地雷の恐怖から安全・安心の村へ
=カンボジアコミュニティ総合開発プロジェクト体験記=

12 やってみせ、いって聞かせて、させてみせ、褒めてやらねば人は動かじ

カンボジアの人達に機械による地雷処理技術、ドーザ、油圧ショベル等建設機械の操作・整備技術、土木技術そしてPJ管理に関する技術等を教えることがPJの目的の一つでした。

しかしながら、基礎的知識も技術も無い彼らに、技術を教える事が如何に難しいかを痛切に思い知らされました。
クメール人は、約1千年の文化・伝統を誇りに思い、プライドは非常に高く、一方的に指導する自衛隊方式では全く通用しませんでした。
地雷除去機の操作を教えるに当たり、初日教えただけで2日目からは、ベテランオペレーターのような口を利きます。
彼等は、操作の間違いを指摘すると、私達の指導を素直に受けません。

DM操作技術の検討

このため私達は次のような方法をとりました。
彼らの言い分を聞き、その提案に基づき実施させる。
次に私達の提案に基づき実施し、両案のやり方を彼ら自身に、どちらが安全・確実かつ効率的かを判断させました。
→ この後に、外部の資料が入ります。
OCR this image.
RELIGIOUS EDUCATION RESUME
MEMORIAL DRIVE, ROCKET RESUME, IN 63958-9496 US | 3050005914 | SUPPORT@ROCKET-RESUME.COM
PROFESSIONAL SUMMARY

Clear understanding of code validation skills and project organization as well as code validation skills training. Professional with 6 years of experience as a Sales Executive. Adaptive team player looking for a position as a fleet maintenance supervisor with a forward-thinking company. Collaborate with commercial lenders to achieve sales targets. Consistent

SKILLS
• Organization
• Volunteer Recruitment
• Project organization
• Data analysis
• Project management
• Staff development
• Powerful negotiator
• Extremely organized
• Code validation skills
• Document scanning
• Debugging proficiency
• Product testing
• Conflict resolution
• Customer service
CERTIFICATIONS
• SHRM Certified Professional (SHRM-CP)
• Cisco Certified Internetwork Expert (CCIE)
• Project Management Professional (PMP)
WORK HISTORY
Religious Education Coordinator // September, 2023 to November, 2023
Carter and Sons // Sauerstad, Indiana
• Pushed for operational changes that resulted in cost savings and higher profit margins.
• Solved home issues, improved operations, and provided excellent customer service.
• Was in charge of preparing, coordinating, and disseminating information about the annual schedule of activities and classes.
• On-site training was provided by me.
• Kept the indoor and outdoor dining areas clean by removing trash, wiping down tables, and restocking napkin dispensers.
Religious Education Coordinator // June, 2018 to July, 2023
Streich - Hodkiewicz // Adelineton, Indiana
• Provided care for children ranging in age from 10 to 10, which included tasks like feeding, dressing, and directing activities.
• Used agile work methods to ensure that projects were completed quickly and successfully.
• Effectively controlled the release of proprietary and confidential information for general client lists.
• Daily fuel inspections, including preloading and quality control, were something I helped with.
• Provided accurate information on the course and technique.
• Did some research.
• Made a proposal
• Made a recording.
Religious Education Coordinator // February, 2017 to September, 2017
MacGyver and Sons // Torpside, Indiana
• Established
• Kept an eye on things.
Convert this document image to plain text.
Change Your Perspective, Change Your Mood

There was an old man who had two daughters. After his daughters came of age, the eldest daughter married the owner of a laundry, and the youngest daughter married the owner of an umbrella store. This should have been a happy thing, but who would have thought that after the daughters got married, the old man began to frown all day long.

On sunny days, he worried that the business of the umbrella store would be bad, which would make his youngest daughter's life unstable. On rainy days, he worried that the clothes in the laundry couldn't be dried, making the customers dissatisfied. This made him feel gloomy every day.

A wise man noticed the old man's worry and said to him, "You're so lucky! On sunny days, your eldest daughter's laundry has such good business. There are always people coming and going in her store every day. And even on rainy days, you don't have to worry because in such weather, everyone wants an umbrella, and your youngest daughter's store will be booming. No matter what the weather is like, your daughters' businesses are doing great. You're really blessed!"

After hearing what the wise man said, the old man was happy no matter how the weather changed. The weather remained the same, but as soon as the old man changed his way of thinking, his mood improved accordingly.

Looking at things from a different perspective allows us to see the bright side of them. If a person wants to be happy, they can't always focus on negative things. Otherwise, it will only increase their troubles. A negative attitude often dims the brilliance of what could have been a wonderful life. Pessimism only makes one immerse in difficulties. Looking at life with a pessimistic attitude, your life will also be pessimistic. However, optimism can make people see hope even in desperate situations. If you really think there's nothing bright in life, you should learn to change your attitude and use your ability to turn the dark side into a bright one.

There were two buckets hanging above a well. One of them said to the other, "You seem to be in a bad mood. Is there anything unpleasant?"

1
この方法は、時間もかかり、根気もいりましたが、彼らの顔を立て、指導し、技術を伝承するにはこの方法しか無いようです。
また彼等は、自分の職務以外の事は絶対に実施しません。

オペレーターは機械操作だけしかやりません。彼等に「杭打ちの杭を運んでくれ!」と頼んでも「私達の仕事ではありません」との答え、DM等のオペレーターには整備を、整備員には操作技術を、ショベル等建機のオペレーターには道路の土留めの構築要領を知識として教え無ければ、効率的な作業はできません。

先ず彼等の”意識改革”が必要でしたが、日本人でも困難なのにここにおいては想像以上の難しさでした。
道路整形においてスコールを考慮し、表面に傾斜を付け雨水を排水できる構造にする事は、道路破壊を防止するため大切です。

毎日の作業指導

このため、私達はオペレーターに説明、実施させ、納得させます。夕方立派に出来上がった道路を一緒に見ながら「グッドジョブ!OKです」と彼らの技術を褒めます。

ところが翌日、現場に行くと「Mr. IDETA早朝から頑張った仕事を見てくれ」とOPが胸を張って我々を迎えてくれました。
期待しながら現場を見ると、昨日教え実施して作った道路の傾斜が真っ平らに削られています。
驚きと落胆と憤りの中、カンボジアにおいては、”道路は平らなもの”との小さい頃からの常識と先入観念が邪魔をしている事に気が付くとともに、気持ちの持ち方として「何も期待しない」ことも重要と思いました。

余り期待すると、期待通りに行かなかった時の失望は大きく、教える情熱を失います。
これも「何も期待するな!日本とは違います」と言う仏様の教えかと考え方を変えました。
お陰様でその日以降、余り腹も立たなくなり、根気強くなりました。

様々なカンボジアでの体験から、彼等が私達への”信頼感”を持った時、初めて指導に従ってくれる事を学びました。
口で言うだけでは何も始まりません。
自らが行動でやって見せ、次に彼等と一緒に行い、物ができあがる。彼等に私達と一緒にやれば、村の役に立つ物が出来上がり、満足感と自信が持てる事を体験させる事が、重要であります。

ヒューム管の設置作業

しかしながら、やって見せる事は大変です。
なにせ彼等にとっては初めて見聞きし、経験する仕事、自ら地下足袋を履き、ショベルの握り方、使い方から「やって見せる」事が技術の伝承に初めて繋がります。

PJが佳境に入った頃、CMACの隊員から私は「親方!」と呼ばれるようになりました。約35年位前、陸上自衛隊の小隊長時代に隊員から「出田孝二」改め「土方工事」のニックネームをもらった記憶が蘇りました。

しかしながら”やる気”だけは、十二分にあるのですが、元自衛官とは言え、私も60歳の還暦を迎え、日本とは違い灼熱の太陽、気温40度にも及ぶ気候の中での土方作業、頭がボーットしてきます。
汗は流れ落ち、意識はもうろう。もうダメかと思った時、彼らは自らショベルを持ち、杭を運んでくれるようになりました。
この国は、深甚なる仏教国、年寄りへの思いやりを大切にする国です。幸か不幸かこの事がきっかけで彼等の信頼感を得たのかも知れません。

一度信頼が得られれば、彼らは私達のアドバイスを素直に受けながら、積極的に行動します。
何が幸いするか分かりません。年をとった事に始めて感謝した出来事でした。
この日から彼等は、私に対しいつも「出田は休んで居てくれ!」と有り難い言葉を掛けてくれるようになりました。
これも仏様のお導きかと改めて感謝しました。